A former footballer who used his sporting and business connections to peddle drugs was jailed for 51 months.
Former St Johnstone midfielder Martin Maher was described in court as "a principal supplier of cocaine to users” in Auchterarder, Perthshire.
Maher was caught with more than one-and-a-half kilograms of cocaine, with a potential street value of £78,250.
The 29-year-old, who played 14 games for the Perth side, pled guilty to being concerned in the supply of the drug between February 2007 and February last year.
Maher, of Victoria Road, Auchterarder, was sentenced at the High Court in Edinburgh on Tuesday.
Judge Lord Bannatyne told Maher: "You were somebody who, it seems, came from a good background where your family was able to offer you a job and able to offer you a considerable position in society."
The court heard how father-of-two Maher earned between £1000 and £5000 a month from the family’s construction business.
Advocate depute Keith Stewart said it was "a well-established and substantial enterprise, which was started by his father".
The prosecutor added: "All the purchasers knew Maher and were known to him from the locality, usually through local football teams, school connections or work."
Acting on a tip-off, police set up an under-cover operation and tailed another man as he drove a van belonging to the family firm to Widnes, Cheshire, where he picked up a package from a man in the street.
The van was stopped and searched in a lay-by near Balhaldie as it drove home along the A9. The package contained a kilogram of cocaine.
Not all of the package would have been delivered to Maher, said Mr Stewart, but the watch on him continued and another half kilogram of the drug was seized. Maher was arrested as he got off a flight after a working trip to Spain.
The former St Johnstone youth signing made his first Scottish Premier League appearance in 2002. He later moved to Forfar Athletic after ten games for the McDiarmid Park side.

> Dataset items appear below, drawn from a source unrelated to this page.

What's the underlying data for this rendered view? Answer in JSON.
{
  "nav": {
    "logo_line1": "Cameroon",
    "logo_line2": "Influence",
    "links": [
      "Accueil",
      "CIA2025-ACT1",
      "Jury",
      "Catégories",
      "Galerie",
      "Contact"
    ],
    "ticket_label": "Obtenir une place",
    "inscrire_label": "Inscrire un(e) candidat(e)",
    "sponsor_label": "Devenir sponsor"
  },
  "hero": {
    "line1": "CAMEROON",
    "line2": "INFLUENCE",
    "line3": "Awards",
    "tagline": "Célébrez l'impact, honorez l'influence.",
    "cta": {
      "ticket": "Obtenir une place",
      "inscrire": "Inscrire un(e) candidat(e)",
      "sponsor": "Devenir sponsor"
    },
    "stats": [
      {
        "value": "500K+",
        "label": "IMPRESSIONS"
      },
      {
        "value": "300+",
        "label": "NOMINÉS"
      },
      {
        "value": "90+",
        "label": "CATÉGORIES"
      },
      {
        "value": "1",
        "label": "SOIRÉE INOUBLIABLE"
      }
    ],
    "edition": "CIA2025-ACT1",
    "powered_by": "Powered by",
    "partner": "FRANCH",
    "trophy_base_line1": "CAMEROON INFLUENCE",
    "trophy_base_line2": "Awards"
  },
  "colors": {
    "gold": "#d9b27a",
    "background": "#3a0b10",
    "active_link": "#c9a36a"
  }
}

Defence advocate John Hamilton said that after leaving the SPL Maher had continued to play football at junior and "serious amateur" level. Until recently he had turned out for a local Auchterarder team.
Mr Hamilton said Maher regretted his actions. "He now understands the consequences of what he has done. He approached the matter with a degree of naivety."
The lawyer likened Maher's part in the chain of supply to that of a retailer or shop. Maher did not enjoy the "trappings of wealth" but lived in a former council house with a £100,000 mortgage and shared the family car.
Two other men have already been jailed for their part in the same drug peddling operation.
In response to the sentencing, Detective Superintendent Willie Semple, of the Crime Intelligence Division, said: “We are satisfied with today’s sentence. It sends a very clear message to those people who traffic drugs into our area to peddle them on our streets that their dangerous trade will not be tolerated.
“This intelligence-led enquiry has ensured that 1.6 kilograms of cocaine will not now reach the streets of Tayside. We see that as a significant success and one that causes significant disruption to a local serious and organised crime group.
“Tayside Police aims to reduce the harm of serious and organised crime and make life for these criminals as inhospitable and hostile as we possibly can. Illegal drugs can have a devastating impact – not just on individuals, but for their families, friends and the communities where they live.”